As a fun little experience and because I need a job/source of income anyways, I decided to take the Global Samsung Aptitude Test (GSAT) for new business/marketing candidates. This is the 2nd stage of their 4 step employment process, the first submitting your materials including resume and work experience, and the other two being interviews with different executives and HR.
You can apply here: http://apply.samsung.co.kr/rec/apply/EngResumeServlet ,but you can only apply twice a year to my knowledge. You can also check out their job board(Korean) to find out if they are going through their hiring season, and also find higher positions that may have different hiring procedures.
Once you pass the first stage, you are given a test slip indicating your test location, room, and exact seat. Mine was at Sincheon Middle School.

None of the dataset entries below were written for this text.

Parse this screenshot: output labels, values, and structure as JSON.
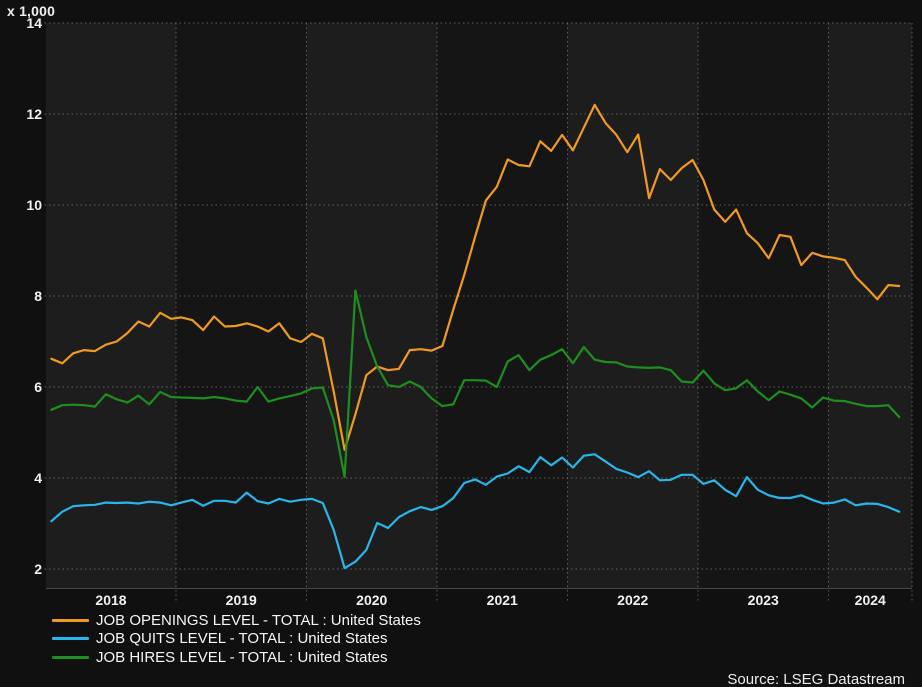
{
  "header": {
    "unit_label": "x 1,000"
  },
  "source": {
    "label": "Source: LSEG Datastream"
  },
  "colors": {
    "background": "#101010",
    "band_even_year": "#1d1d1d",
    "band_odd_year": "#151515",
    "gridline": "#7a7a7a",
    "axis_line": "#484848",
    "text": "#f0f0f0",
    "openings": "#f09a20",
    "quits": "#29b6ea",
    "hires": "#1e8f1e"
  },
  "chart_data": {
    "type": "line",
    "title": "",
    "unit_label": "x 1,000",
    "frequency": "monthly",
    "x_start": "2018-01",
    "x_end": "2024-07",
    "xlabel": "",
    "ylabel": "x 1,000",
    "ylim": [
      1.5,
      14
    ],
    "y_ticks": [
      2,
      4,
      6,
      8,
      10,
      12,
      14
    ],
    "x_tick_years": [
      "2018",
      "2019",
      "2020",
      "2021",
      "2022",
      "2023",
      "2024"
    ],
    "grid": "dotted",
    "legend_position": "bottom-left",
    "series": [
      {
        "name": "JOB OPENINGS LEVEL - TOTAL : United States",
        "key": "openings",
        "color": "#f09a20",
        "values": [
          6.62,
          6.52,
          6.74,
          6.81,
          6.79,
          6.93,
          7.0,
          7.19,
          7.44,
          7.33,
          7.63,
          7.5,
          7.53,
          7.47,
          7.25,
          7.55,
          7.33,
          7.34,
          7.4,
          7.33,
          7.22,
          7.4,
          7.07,
          6.99,
          7.17,
          7.07,
          5.9,
          4.62,
          5.4,
          6.26,
          6.45,
          6.37,
          6.4,
          6.81,
          6.83,
          6.8,
          6.9,
          7.7,
          8.46,
          9.3,
          10.1,
          10.4,
          11.0,
          10.88,
          10.85,
          11.4,
          11.19,
          11.54,
          11.2,
          11.7,
          12.2,
          11.8,
          11.54,
          11.16,
          11.55,
          10.15,
          10.79,
          10.55,
          10.81,
          10.99,
          10.55,
          9.9,
          9.63,
          9.9,
          9.38,
          9.16,
          8.83,
          9.34,
          9.3,
          8.68,
          8.95,
          8.87,
          8.84,
          8.79,
          8.42,
          8.18,
          7.93,
          8.24,
          8.22
        ]
      },
      {
        "name": "JOB QUITS LEVEL - TOTAL : United States",
        "key": "quits",
        "color": "#29b6ea",
        "values": [
          3.05,
          3.26,
          3.38,
          3.4,
          3.41,
          3.46,
          3.45,
          3.46,
          3.44,
          3.48,
          3.46,
          3.4,
          3.46,
          3.52,
          3.39,
          3.5,
          3.5,
          3.46,
          3.68,
          3.49,
          3.44,
          3.54,
          3.48,
          3.52,
          3.54,
          3.45,
          2.86,
          2.02,
          2.16,
          2.42,
          3.01,
          2.9,
          3.14,
          3.27,
          3.36,
          3.3,
          3.38,
          3.56,
          3.89,
          3.97,
          3.85,
          4.03,
          4.1,
          4.26,
          4.13,
          4.46,
          4.28,
          4.45,
          4.23,
          4.49,
          4.52,
          4.36,
          4.2,
          4.12,
          4.02,
          4.15,
          3.95,
          3.96,
          4.07,
          4.07,
          3.87,
          3.95,
          3.74,
          3.6,
          4.02,
          3.74,
          3.62,
          3.56,
          3.56,
          3.62,
          3.52,
          3.44,
          3.46,
          3.53,
          3.4,
          3.44,
          3.43,
          3.36,
          3.26
        ]
      },
      {
        "name": "JOB HIRES LEVEL - TOTAL : United States",
        "key": "hires",
        "color": "#1e8f1e",
        "values": [
          5.5,
          5.6,
          5.61,
          5.6,
          5.57,
          5.84,
          5.73,
          5.66,
          5.81,
          5.62,
          5.89,
          5.78,
          5.77,
          5.76,
          5.75,
          5.78,
          5.75,
          5.7,
          5.68,
          6.0,
          5.68,
          5.75,
          5.8,
          5.86,
          5.97,
          5.99,
          5.27,
          4.02,
          8.12,
          7.1,
          6.45,
          6.04,
          6.0,
          6.12,
          6.0,
          5.75,
          5.58,
          5.62,
          6.15,
          6.15,
          6.14,
          6.0,
          6.56,
          6.7,
          6.37,
          6.6,
          6.7,
          6.83,
          6.52,
          6.88,
          6.6,
          6.55,
          6.54,
          6.45,
          6.43,
          6.42,
          6.43,
          6.37,
          6.12,
          6.1,
          6.36,
          6.08,
          5.93,
          5.97,
          6.15,
          5.9,
          5.71,
          5.9,
          5.83,
          5.75,
          5.55,
          5.77,
          5.7,
          5.69,
          5.63,
          5.58,
          5.58,
          5.6,
          5.34
        ]
      }
    ]
  }
}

As said in the test slip, you only need your test slip, ID, marker (that can be scanned by a computer), and correction tape to cover your mistakes. Having never used this marker, I didn’t quite understand what they meant. I ended up finding out last minute that it was a special marker that you can buy at a convenience store. They’re typically called computer pens (컴퓨터 펜).
If you forgot any supplies, there were some enterprising ajumma (older women) and ajussi (older men) selling drinks, pens, and anything else you would need outside of the gates. In my case, the proctors even had some pens and correction tape to lend.
The event was pretty organized with signs outside of the station and staff to help direct you. It was quite a weird feeling to be in a classroom, and as luck would have it my spot was right in front with the teacher’s desk wedged right over mine. I felt like the floor plan was terrible. The proctors weren’t terribly practiced as they didn’t seem to know how to proceed. All instructions were sent through the school’s PA system. While waiting to start the test, they thought it was a good idea to play classical music really loud which obviously wasn’t a good idea.
As a foreigner with very limited Korean speaking abilities, I struggled to find any study materials and finally decided to just take it cold turkey. I did find some materials which turned out to be for engineers and were highly irrelevant for my test. The test consisted of three categories, quantitative reasoning, logical reasoning, and visualization. Granted, I’ve never done anything related to standardized testing in 9 or so years, so I had my work cut out for me. Unfortunately, I don’t have any photos of the tests for obvious reasons, but I will do my best to explain them.
These were your typical math puzzle questions taken during middle and high school. They would’ve been stupidly easy, say if I did these 13 years ago. Unfortunately, yesterday wasn’t 13 years ago and I was literally struggling to do basic equations. A typical question would be something like “Person A and person B run to point C at the same time. Person A runs 5kph and reaches point C in 24 minutes. Person B reaches the point C 6 minutes later. How fast was Person B running?”.
I ended up having to relearn the math as I went, which was actually refreshingly fun, until I heard the 3 minutes remaining announcement while on question 8. Unfortunately they only gave me 30 minutes to do the 20 questions and I ended up only completing 9. It really crushed my spirit, and I know had I been given just one day of preparation I would’ve done a lot better.
I vaguely remember taking these in school, but they were pretty hard as I couldn’t remember a methodical method to solve them. I think they gave me 20 minutes to answer 20 questions. A typical question gave you 5 people, A,B,C,D,E, mixed with 5 houses A,B,C,D,E, with each person being 1 year apart. Then they would add conditions such as A is older than C, but younger than D, and C doesn’t live in D or B. You would then have to figure out which of 5 scenarios were impossible, and etc. I believe it involved a lot of combination reasoning, but at the time I couldn’t streamline the process. I also ended up only doing about half of the problems.
This was the real ridiculous one as I don’t think I’ve ever taken a test quite like this before. I don’t know if it was because I was in an Asian country, but they had tests that involved origami. Basically you would be presented with a square sheet of paper with diagrams of dotted lines over the paper indicating if it was folded inward/outward or was folded either or. Then they would present you with 5 diagrams and ask you what the backside would look like or which one the backside wouldn’t look like. At this point I was just ready for the PA to say stop.
While probably not one of the most pleasant experiences, I am left with a bittersweet taste. It really was quite refreshing to use those parts of my brain again, but at the same time I’m very disappointed in how much easier the test would have been if I had been given just one day to go over all these types of problems as they weren’t terribly hard (minus the visualizations). It’s definitely been quite a culture shock and I hope my experience may help those looking to work for Samsung and find information on this obscure test as I couldn’t find much info on it.